Bielefeld/Minden. „Soll ich jetzt morgen auch kommen?“, fragt Florian Kranzmann etwas verdutzt. Es ist November 2019, Kranzmann hat gerade seine erste Trainingswoche mit den Bundesligaprofis von GWD Minden hinter sich. Der Trainerstab macht dem A-Jugendlichen relativ unmissverständlich klar, dass er natürlich auch am nächsten Tag in der Mindener KAMPA-Halle zu erscheinen habe: Es ist schließlich Heimspieltag gegen die MT Melsungen, und der etatmäßige zweite Linksaußen ist verletzt.

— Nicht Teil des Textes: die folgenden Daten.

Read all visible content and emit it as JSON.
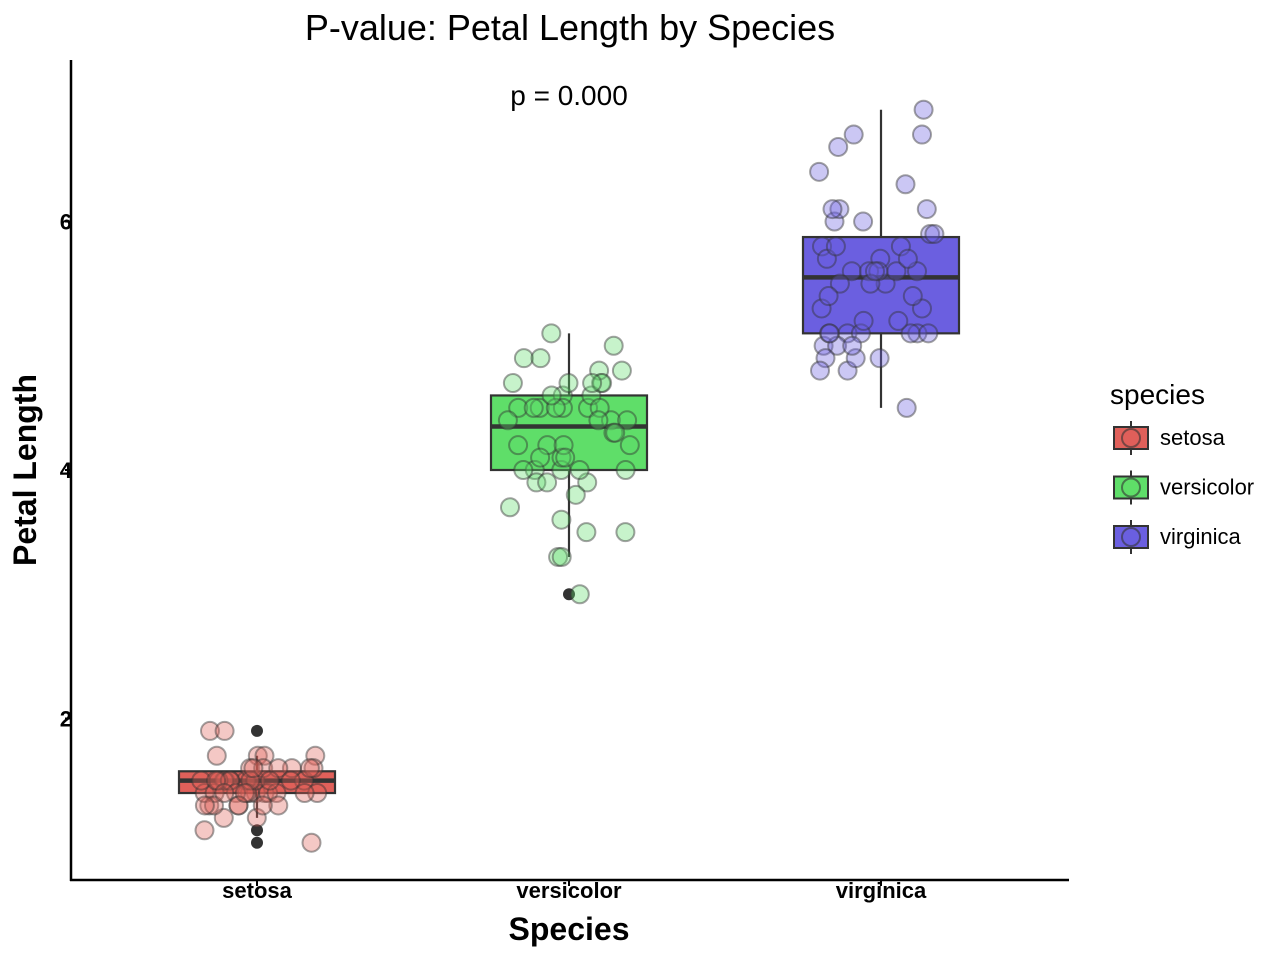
{
  "chart_data": {
    "type": "boxplot",
    "title": "P-value: Petal Length by Species",
    "annotation": "p = 0.000",
    "xlabel": "Species",
    "ylabel": "Petal Length",
    "categories": [
      "setosa",
      "versicolor",
      "virginica"
    ],
    "ylim": [
      0.7,
      7.3
    ],
    "yticks": [
      2,
      4,
      6
    ],
    "grid": false,
    "legend": {
      "title": "species",
      "position": "right",
      "entries": [
        "setosa",
        "versicolor",
        "virginica"
      ]
    },
    "colors": {
      "setosa": "#e0605a",
      "versicolor": "#5fde69",
      "virginica": "#6b5fe0"
    },
    "series": [
      {
        "name": "setosa",
        "box": {
          "q1": 1.4,
          "median": 1.5,
          "q3": 1.575,
          "whisker_low": 1.2,
          "whisker_high": 1.7
        },
        "outliers": [
          1.0,
          1.1,
          1.9
        ],
        "points": [
          1.4,
          1.4,
          1.3,
          1.5,
          1.4,
          1.7,
          1.4,
          1.5,
          1.4,
          1.5,
          1.5,
          1.6,
          1.4,
          1.1,
          1.2,
          1.5,
          1.3,
          1.4,
          1.7,
          1.5,
          1.7,
          1.5,
          1.0,
          1.7,
          1.9,
          1.6,
          1.6,
          1.5,
          1.4,
          1.6,
          1.6,
          1.5,
          1.5,
          1.4,
          1.5,
          1.2,
          1.3,
          1.4,
          1.3,
          1.5,
          1.3,
          1.3,
          1.3,
          1.6,
          1.9,
          1.4,
          1.6,
          1.4,
          1.5,
          1.4
        ]
      },
      {
        "name": "versicolor",
        "box": {
          "q1": 4.0,
          "median": 4.35,
          "q3": 4.6,
          "whisker_low": 3.3,
          "whisker_high": 5.1
        },
        "outliers": [
          3.0
        ],
        "points": [
          4.7,
          4.5,
          4.9,
          4.0,
          4.6,
          4.5,
          4.7,
          3.3,
          4.6,
          3.9,
          3.5,
          4.2,
          4.0,
          4.7,
          3.6,
          4.4,
          4.5,
          4.1,
          4.5,
          3.9,
          4.8,
          4.0,
          4.9,
          4.7,
          4.3,
          4.4,
          4.8,
          5.0,
          4.5,
          3.5,
          3.8,
          3.7,
          3.9,
          5.1,
          4.5,
          4.5,
          4.7,
          4.4,
          4.1,
          4.0,
          4.4,
          4.6,
          4.0,
          3.3,
          4.2,
          4.2,
          4.2,
          4.3,
          3.0,
          4.1
        ]
      },
      {
        "name": "virginica",
        "box": {
          "q1": 5.1,
          "median": 5.55,
          "q3": 5.875,
          "whisker_low": 4.5,
          "whisker_high": 6.9
        },
        "outliers": [],
        "points": [
          6.0,
          5.1,
          5.9,
          5.6,
          5.8,
          6.6,
          4.5,
          6.3,
          5.8,
          6.1,
          5.1,
          5.3,
          5.5,
          5.0,
          5.1,
          5.3,
          5.5,
          6.7,
          6.9,
          5.0,
          5.7,
          4.9,
          6.7,
          4.9,
          5.7,
          6.0,
          4.8,
          4.9,
          5.6,
          5.8,
          6.1,
          6.4,
          5.6,
          5.1,
          5.6,
          6.1,
          5.6,
          5.5,
          4.8,
          5.4,
          5.6,
          5.1,
          5.1,
          5.9,
          5.7,
          5.2,
          5.0,
          5.2,
          5.4,
          5.1
        ]
      }
    ]
  }
}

Eigentlich dachte Kranzmann, dass er nur im Training der Lückenfüller sein sollte, jetzt steht sein Bundesligadebüt bevor. „Allein bei den ganzen Abläufen dabei zu sein, vorher mit dem Team zu essen und dann in der Kabine zu sitzen – davon lernt man schon unglaublich viel“, sagt Kranzmann, der gegen Melsungen allerdings keine Spielzeit bekommt.
Den tatsächlichen Einstand in der besten Liga der Welt feiert der 17-jährige Bielefelder dann elf Tage später beim Auswärtsspiel gegen die HSG Wetzlar, als der erste Linksaußen Mats Korte eine Zeitstrafe erhält. „Nach Wetzlar fährt man natürlich lange Bus und übernachtet im Hotel. Dieses ganze Profileben da mitzuerleben, war schon richtig cool“, erzählt Kranzmann.
Erstliga-Vertrag zu Weihnachten
Ein Jahr später, kurz vor Weihnachten 2020, hat Kranzmann nun Gewissheit: Dieses Erlebnis wird keine einmalige Episode bleiben. Das Profileben wird bald sein Leben sein: GWD Minden hat ihm ab der nächsten Saison einen Bundesligavertrag über drei Jahre gegeben.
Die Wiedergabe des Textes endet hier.